Da República Democrática do Congo ao Reino Unido: Treinamento em resolução de conflitos e educação para a paz

Participantes reunidos após uma sessão de treinamento no território de Beni, na República Democrática do Congo. Foto: Ben Mussanzi wa Mussangu
Participantes reunidos após uma sessão de treinamento no território de Beni, na República Democrática do Congo.
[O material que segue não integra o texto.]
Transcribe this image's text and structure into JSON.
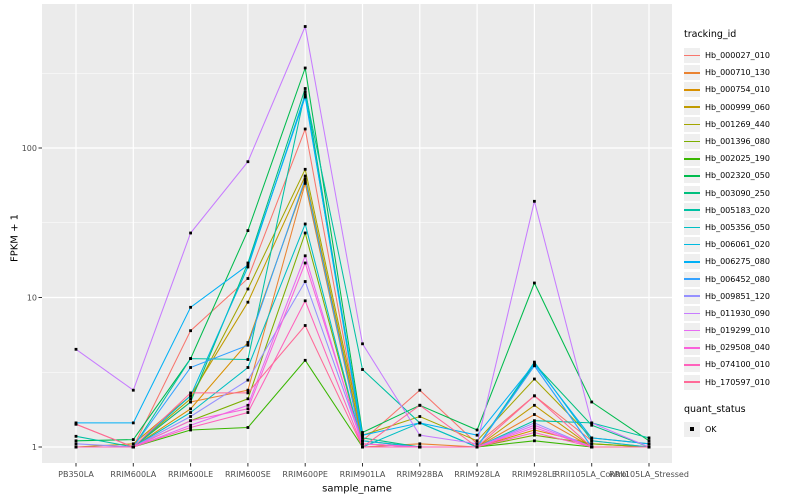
{
  "figure": {
    "y_axis": {
      "title": "FPKM + 1"
    },
    "x_axis": {
      "title": "sample_name"
    },
    "legend": {
      "title": "tracking_id"
    },
    "quant_legend": {
      "title": "quant_status",
      "items": [
        {
          "label": "OK"
        }
      ]
    },
    "style": {
      "panel_bg": "#EBEBEB",
      "grid": "#FFFFFF",
      "tick_text": "#4D4D4D",
      "tick_mark": "#333333",
      "point": "#000000",
      "key_bg": "#EFEFEF"
    }
  },
  "chart_data": {
    "type": "line",
    "title": "",
    "xlabel": "sample_name",
    "ylabel": "FPKM + 1",
    "y_scale": "log10",
    "y_ticks": [
      1,
      10,
      100
    ],
    "y_minor_breaks": [
      3.162,
      31.62,
      316.2
    ],
    "ylim": [
      0.93,
      920
    ],
    "grid": "white major and minor on gray panel",
    "legend_position": "right",
    "point_marker": "small black square (quant_status OK)",
    "categories": [
      "PB350LA",
      "RRIM600LA",
      "RRIM600LE",
      "RRIM600SE",
      "RRIM600PE",
      "RRIM901LA",
      "RRIM928BA",
      "RRIM928LA",
      "RRIM928LE",
      "RRII105LA_Control",
      "RRII105LA_Stressed"
    ],
    "series": [
      {
        "name": "Hb_000027_010",
        "color": "#F8766D",
        "values": [
          1.42,
          1.0,
          6.0,
          13.4,
          134,
          1.1,
          2.4,
          1.05,
          2.2,
          1.1,
          1.0
        ]
      },
      {
        "name": "Hb_000710_130",
        "color": "#EA8331",
        "values": [
          1.0,
          1.0,
          2.0,
          2.4,
          58,
          1.0,
          1.05,
          1.0,
          1.65,
          1.0,
          1.0
        ]
      },
      {
        "name": "Hb_000754_010",
        "color": "#D89000",
        "values": [
          1.0,
          1.0,
          1.8,
          5.0,
          60,
          1.05,
          1.0,
          1.0,
          1.3,
          1.05,
          1.0
        ]
      },
      {
        "name": "Hb_000999_060",
        "color": "#C09B00",
        "values": [
          1.0,
          1.05,
          2.2,
          9.3,
          65,
          1.1,
          1.0,
          1.0,
          1.9,
          1.0,
          1.0
        ]
      },
      {
        "name": "Hb_001269_440",
        "color": "#A3A500",
        "values": [
          1.0,
          1.0,
          2.1,
          11.4,
          72,
          1.2,
          1.6,
          1.1,
          2.85,
          1.15,
          1.05
        ]
      },
      {
        "name": "Hb_001396_080",
        "color": "#7CAE00",
        "values": [
          1.0,
          1.0,
          1.5,
          2.1,
          27,
          1.0,
          1.0,
          1.0,
          1.2,
          1.05,
          1.0
        ]
      },
      {
        "name": "Hb_002025_190",
        "color": "#39B600",
        "values": [
          1.0,
          1.0,
          1.3,
          1.35,
          3.8,
          1.0,
          1.0,
          1.0,
          1.1,
          1.0,
          1.0
        ]
      },
      {
        "name": "Hb_002320_050",
        "color": "#00BB4E",
        "values": [
          1.1,
          1.12,
          3.9,
          28,
          343,
          1.25,
          1.9,
          1.3,
          12.5,
          2.0,
          1.1
        ]
      },
      {
        "name": "Hb_003090_250",
        "color": "#00BF7D",
        "values": [
          1.0,
          1.0,
          2.0,
          17,
          250,
          1.15,
          1.0,
          1.0,
          3.6,
          1.4,
          1.0
        ]
      },
      {
        "name": "Hb_005183_020",
        "color": "#00C1A3",
        "values": [
          1.18,
          1.0,
          3.9,
          3.85,
          238,
          3.3,
          1.45,
          1.0,
          1.5,
          1.45,
          1.15
        ]
      },
      {
        "name": "Hb_005356_050",
        "color": "#00BFC4",
        "values": [
          1.0,
          1.0,
          1.7,
          3.4,
          31,
          1.0,
          1.45,
          1.0,
          3.7,
          1.1,
          1.0
        ]
      },
      {
        "name": "Hb_006061_020",
        "color": "#00BAE0",
        "values": [
          1.0,
          1.0,
          2.2,
          16,
          228,
          1.1,
          1.0,
          1.0,
          3.5,
          1.0,
          1.0
        ]
      },
      {
        "name": "Hb_006275_080",
        "color": "#00B0F6",
        "values": [
          1.45,
          1.45,
          8.6,
          16.5,
          219,
          1.2,
          1.45,
          1.2,
          3.6,
          1.15,
          1.05
        ]
      },
      {
        "name": "Hb_006452_080",
        "color": "#35A2FF",
        "values": [
          1.0,
          1.0,
          3.4,
          4.8,
          62,
          1.0,
          1.0,
          1.0,
          3.5,
          1.0,
          1.0
        ]
      },
      {
        "name": "Hb_009851_120",
        "color": "#9590FF",
        "values": [
          1.05,
          1.0,
          1.6,
          2.8,
          12.8,
          1.05,
          1.0,
          1.0,
          1.45,
          1.0,
          1.0
        ]
      },
      {
        "name": "Hb_011930_090",
        "color": "#C77CFF",
        "values": [
          4.5,
          2.4,
          27,
          81,
          650,
          4.9,
          1.2,
          1.05,
          44,
          1.45,
          1.0
        ]
      },
      {
        "name": "Hb_019299_010",
        "color": "#E76BF3",
        "values": [
          1.0,
          1.0,
          1.4,
          1.9,
          19,
          1.0,
          1.0,
          1.0,
          1.4,
          1.0,
          1.0
        ]
      },
      {
        "name": "Hb_029508_040",
        "color": "#FA62DB",
        "values": [
          1.0,
          1.0,
          1.5,
          1.8,
          17,
          1.05,
          1.0,
          1.0,
          1.35,
          1.0,
          1.0
        ]
      },
      {
        "name": "Hb_074100_010",
        "color": "#FF62BC",
        "values": [
          1.0,
          1.0,
          1.35,
          1.7,
          9.5,
          1.0,
          1.0,
          1.0,
          1.25,
          1.0,
          1.0
        ]
      },
      {
        "name": "Hb_170597_010",
        "color": "#FF6A98",
        "values": [
          1.42,
          1.0,
          2.3,
          2.3,
          6.5,
          1.0,
          1.9,
          1.0,
          2.2,
          1.0,
          1.0
        ]
      }
    ],
    "quant_status": {
      "title": "quant_status",
      "items": [
        "OK"
      ]
    }
  }
}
Foto: Ben Mussanzi wa Mussangu

Ben Mussanzi wa Mussangu

O Centre Resolution Conflicts (CRC) é um centro de treinamento sobre construção da paz e resolução de conflitos liderado pela comunidade, fundado na República Democrática do Congo, em 1993. Ele agora tem duas filiais, uma que trabalha nas condições arriscadas de segurança de Ituri e Kivu do Norte, no leste da República Democrática do Congo, e outra, no ambiente relativamente pacífico de Bradford, no Reino Unido. O principal foco do trabalho do CRC é o treinamento em resolução de conflitos e educação para a paz, porém, na República Democrática do Congo, o centro também trabalha recuperando crianças-soldados.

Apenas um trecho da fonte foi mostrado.